C’est ensuite un journaliste de la revue sonore l’Oreille Gauche qui prend la parole. Créée par le GIPAA (Groupement pour une information progressiste des aveugles et des amblyopes), cette revue bimensuelle, sur cassette audio ou CD d’une durée de 6 heures, a pour objectif de donner l’information à ceux qui ne peuvent pas la lire. Le journaliste déplore le fait qu’il y ait encore trop peu de sites Internet accessibles aux déficients visuels. Pourtant, beaucoup d’aveugles, comme lui-même, peuvent lire maintenant les courriers électroniques grâce à une sortie sonore ou une sortie braille - à condition d’être équipés.

Un retard certain a en effet été constaté en France concernant l’accessibilité des médias pour les aveugles, notamment Internet.

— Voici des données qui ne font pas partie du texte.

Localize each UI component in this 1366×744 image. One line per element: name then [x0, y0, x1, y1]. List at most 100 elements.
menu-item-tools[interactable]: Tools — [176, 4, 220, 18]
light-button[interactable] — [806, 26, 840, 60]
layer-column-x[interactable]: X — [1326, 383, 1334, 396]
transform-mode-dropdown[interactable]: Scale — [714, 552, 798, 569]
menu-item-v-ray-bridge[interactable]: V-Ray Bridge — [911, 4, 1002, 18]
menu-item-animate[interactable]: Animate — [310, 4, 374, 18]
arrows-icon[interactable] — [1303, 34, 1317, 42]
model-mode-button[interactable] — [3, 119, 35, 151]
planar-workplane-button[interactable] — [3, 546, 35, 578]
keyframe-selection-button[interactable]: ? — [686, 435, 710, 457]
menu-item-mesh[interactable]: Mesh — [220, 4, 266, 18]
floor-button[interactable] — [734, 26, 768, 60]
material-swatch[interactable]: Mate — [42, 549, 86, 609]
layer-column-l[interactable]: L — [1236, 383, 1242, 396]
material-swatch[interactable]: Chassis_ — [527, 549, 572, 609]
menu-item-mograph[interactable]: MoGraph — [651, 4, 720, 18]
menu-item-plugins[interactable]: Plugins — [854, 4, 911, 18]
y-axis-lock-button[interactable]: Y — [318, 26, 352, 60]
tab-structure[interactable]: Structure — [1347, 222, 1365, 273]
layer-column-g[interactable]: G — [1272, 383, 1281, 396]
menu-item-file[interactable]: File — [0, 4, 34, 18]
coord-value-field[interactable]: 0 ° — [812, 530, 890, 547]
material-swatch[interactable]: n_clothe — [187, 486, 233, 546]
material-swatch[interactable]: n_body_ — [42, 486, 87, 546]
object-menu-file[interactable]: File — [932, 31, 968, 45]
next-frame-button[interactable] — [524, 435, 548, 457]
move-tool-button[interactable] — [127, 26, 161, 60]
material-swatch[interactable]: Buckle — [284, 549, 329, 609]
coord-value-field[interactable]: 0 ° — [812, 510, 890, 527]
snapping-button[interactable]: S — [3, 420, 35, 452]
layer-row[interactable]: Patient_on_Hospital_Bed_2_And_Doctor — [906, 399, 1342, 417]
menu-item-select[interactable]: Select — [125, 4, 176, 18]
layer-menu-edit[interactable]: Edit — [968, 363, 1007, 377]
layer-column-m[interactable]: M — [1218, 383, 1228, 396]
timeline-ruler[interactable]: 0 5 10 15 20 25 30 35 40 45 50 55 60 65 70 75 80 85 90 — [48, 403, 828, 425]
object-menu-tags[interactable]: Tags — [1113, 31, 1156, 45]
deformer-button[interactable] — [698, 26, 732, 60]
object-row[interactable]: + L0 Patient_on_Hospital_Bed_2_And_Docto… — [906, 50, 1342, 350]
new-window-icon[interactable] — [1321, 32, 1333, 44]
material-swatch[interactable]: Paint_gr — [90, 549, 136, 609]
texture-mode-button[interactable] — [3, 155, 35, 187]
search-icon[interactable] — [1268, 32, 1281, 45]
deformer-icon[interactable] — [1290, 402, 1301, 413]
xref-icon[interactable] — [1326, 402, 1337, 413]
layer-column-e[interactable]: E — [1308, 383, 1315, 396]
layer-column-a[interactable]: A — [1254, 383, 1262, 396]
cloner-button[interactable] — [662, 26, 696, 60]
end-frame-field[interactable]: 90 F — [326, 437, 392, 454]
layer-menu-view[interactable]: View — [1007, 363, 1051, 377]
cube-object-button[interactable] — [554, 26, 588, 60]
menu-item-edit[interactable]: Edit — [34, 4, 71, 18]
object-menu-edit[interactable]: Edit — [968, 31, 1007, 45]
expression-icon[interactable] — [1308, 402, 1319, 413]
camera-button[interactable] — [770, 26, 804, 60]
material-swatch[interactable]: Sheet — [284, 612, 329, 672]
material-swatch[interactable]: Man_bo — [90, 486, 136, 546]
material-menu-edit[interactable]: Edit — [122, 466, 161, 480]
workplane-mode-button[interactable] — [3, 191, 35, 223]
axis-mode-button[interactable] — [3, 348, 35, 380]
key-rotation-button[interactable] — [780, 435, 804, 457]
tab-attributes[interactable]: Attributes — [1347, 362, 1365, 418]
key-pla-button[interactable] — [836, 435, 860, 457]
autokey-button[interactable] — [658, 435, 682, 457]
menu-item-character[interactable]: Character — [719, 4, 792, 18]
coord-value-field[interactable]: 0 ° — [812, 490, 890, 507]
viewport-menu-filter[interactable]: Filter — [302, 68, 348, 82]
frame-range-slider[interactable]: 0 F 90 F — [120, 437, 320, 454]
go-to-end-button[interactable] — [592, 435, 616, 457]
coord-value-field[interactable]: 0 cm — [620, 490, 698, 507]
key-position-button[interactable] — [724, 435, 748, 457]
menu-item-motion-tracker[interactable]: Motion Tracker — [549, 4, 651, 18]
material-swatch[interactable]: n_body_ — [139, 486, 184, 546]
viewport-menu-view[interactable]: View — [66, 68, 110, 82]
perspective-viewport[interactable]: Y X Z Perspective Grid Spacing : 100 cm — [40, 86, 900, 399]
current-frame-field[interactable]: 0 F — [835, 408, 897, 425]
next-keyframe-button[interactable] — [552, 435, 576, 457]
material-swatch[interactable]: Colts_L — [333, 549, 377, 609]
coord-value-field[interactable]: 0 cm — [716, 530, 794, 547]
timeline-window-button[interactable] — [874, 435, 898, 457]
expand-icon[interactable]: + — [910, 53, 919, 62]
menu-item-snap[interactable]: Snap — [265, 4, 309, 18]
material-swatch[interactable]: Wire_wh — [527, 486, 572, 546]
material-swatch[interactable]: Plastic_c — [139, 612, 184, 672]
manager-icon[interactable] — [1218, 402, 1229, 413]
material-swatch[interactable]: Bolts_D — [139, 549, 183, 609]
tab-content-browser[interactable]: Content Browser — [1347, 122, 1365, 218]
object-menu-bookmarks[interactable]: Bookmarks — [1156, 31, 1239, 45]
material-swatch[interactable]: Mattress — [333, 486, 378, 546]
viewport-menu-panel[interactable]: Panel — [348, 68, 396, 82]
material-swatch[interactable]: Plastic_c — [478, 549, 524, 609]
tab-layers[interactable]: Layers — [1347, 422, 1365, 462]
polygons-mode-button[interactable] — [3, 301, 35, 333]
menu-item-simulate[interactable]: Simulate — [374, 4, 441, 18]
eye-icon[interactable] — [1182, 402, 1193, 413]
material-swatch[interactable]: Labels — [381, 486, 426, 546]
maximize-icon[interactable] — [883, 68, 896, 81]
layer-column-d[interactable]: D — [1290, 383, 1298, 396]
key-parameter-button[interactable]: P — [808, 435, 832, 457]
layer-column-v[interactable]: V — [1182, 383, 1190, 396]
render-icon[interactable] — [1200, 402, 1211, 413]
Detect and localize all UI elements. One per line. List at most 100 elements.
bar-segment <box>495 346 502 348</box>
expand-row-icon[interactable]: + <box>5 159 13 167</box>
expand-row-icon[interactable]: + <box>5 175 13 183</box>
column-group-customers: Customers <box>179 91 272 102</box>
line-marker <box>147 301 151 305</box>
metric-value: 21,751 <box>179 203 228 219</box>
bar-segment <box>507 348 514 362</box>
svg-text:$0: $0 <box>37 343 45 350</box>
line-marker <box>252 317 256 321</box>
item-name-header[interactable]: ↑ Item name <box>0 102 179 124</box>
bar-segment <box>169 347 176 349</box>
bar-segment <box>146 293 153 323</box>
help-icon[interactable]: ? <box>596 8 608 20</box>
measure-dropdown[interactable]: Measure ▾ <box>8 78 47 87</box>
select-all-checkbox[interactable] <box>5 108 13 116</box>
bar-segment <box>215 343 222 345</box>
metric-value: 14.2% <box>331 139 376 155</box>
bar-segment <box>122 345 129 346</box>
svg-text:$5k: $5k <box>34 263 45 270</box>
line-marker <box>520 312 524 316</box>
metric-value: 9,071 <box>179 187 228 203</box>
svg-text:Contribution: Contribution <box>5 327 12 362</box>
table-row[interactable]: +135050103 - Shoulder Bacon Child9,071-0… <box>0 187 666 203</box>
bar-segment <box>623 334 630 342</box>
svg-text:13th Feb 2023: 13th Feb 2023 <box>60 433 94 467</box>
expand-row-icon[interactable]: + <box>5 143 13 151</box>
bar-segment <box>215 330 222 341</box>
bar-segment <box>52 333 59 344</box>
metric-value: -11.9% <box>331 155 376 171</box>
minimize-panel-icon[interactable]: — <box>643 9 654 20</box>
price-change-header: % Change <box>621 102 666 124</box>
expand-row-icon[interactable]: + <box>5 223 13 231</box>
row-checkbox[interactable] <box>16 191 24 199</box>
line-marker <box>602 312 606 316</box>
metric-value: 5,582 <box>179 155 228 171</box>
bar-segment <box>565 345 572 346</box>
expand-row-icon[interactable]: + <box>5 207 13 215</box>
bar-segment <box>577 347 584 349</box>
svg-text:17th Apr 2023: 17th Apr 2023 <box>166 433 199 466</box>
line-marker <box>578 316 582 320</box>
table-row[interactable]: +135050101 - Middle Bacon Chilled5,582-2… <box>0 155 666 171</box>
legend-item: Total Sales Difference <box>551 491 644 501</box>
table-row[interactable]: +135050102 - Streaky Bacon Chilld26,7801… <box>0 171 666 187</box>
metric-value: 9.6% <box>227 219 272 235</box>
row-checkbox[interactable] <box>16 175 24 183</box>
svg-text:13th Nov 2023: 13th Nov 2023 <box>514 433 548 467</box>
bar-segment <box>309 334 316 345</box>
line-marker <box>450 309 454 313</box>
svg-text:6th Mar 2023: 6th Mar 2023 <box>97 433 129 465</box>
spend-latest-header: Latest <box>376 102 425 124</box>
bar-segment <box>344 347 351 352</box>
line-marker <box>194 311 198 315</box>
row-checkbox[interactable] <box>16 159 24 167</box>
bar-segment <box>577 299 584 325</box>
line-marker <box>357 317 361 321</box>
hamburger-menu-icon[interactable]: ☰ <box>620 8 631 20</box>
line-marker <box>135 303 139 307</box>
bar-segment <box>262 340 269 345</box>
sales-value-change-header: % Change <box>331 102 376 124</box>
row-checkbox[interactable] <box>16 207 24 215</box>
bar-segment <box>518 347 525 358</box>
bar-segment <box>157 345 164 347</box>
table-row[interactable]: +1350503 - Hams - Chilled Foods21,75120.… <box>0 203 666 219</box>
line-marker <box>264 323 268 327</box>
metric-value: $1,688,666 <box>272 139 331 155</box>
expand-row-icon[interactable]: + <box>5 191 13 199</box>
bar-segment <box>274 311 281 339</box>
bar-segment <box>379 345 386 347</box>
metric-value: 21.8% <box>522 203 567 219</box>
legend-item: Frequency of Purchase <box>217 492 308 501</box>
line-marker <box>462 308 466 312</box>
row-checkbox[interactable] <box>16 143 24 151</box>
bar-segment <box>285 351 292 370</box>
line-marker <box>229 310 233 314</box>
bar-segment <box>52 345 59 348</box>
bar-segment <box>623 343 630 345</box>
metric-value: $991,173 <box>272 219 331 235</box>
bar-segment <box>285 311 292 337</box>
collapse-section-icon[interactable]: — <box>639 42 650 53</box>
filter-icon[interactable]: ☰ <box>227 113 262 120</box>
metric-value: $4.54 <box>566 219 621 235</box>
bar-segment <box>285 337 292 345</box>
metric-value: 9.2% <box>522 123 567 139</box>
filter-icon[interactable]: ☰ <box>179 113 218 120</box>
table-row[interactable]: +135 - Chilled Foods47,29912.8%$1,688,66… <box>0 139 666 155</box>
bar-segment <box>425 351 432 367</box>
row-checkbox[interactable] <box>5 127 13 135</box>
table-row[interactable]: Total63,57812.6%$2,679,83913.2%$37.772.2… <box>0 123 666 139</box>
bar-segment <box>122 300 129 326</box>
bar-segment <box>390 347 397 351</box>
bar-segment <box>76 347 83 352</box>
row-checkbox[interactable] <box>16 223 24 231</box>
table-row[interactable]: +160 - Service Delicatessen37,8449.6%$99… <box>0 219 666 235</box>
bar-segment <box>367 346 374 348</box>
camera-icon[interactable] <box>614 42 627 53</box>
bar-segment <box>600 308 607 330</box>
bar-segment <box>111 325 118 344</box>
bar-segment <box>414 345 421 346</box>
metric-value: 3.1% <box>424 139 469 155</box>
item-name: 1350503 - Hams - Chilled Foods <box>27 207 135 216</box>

Le responsable des nouvelles technologies de l’information de l’association Valentin Haüy, nous dit que les prix des matériels adéquats, permettant de se repérer sur Internet, varient de 1500 € à 6000 €, en fonction de l’usage. Pour 1500 € par exemple, les handicapés peuvent se doter d’une simple lecture vocale. La technologie coûte cher ! Mais elle est précieuse : la synthèse vocale peut tout lire et s’adapte aux déplacements sur la page ainsi qu’à la langue, à condition bien sûr que l’adaptation ait été pensée lors de la conception du site.

En Angleterre, les choses sont différentes. La commission de l’audiovisuel a fixé des quotas. 10 % des programmes TV diffusés sont en audio-description. Sur la chaîne BBC 4, un programme hebdomadaire est consacré aux déficients visuels, et une émission intitulée « in touch » donne l’information pour les aveugles du pays. Là-bas, la plupart des sites Internet suivent les règles et sont accessibles. Le bicentenaire de Louis Braille sera un bon moyen de montrer au public anglais que l’accessibilité pour les handicapés est très importante.

Chez les Allemands, un à deux films télévisés par semaine sont diffusés en audio-description. Là-bas, l’équivalent de notre quotidien Le Monde a sa transcription sonore et une bourse est délivrée pour tous les non-voyants du pays.

Quant à l’Afrique, les associations y sont très actives, mais les moyens sont rares et de nombreuses maladies conduisent à la cécité. L’ANAAC produit des manuels scolaires pour les enfants aveugles, et transcrit en braille des articles de journaux afin de rendre l’information accessible. La lecture sonore n’est pas très développée dans les pays d’Afrique, ce serait un luxe par rapport aux moyens disponibles. Mais l’association enregistre tout de même des cassettes audio pour ceux qui n’ont pas le sens tactile de la lecture braille. À Yaoundé, un centre d’information en informatique permet aux déficients visuels d’accéder aux informations et à la culture, et de naviguer sur Internet, grâce à la synthèse vocale.

Que l’on vive à Paris, à Londres, à Berlin ou à Yaoundé, la prise de conscience y est tout aussi importante. Divers moyens sont mis en œuvre afin que les 40 millions d’aveugles et les 130 millions de malvoyants du monde puissent accéder aux médias et à l’information.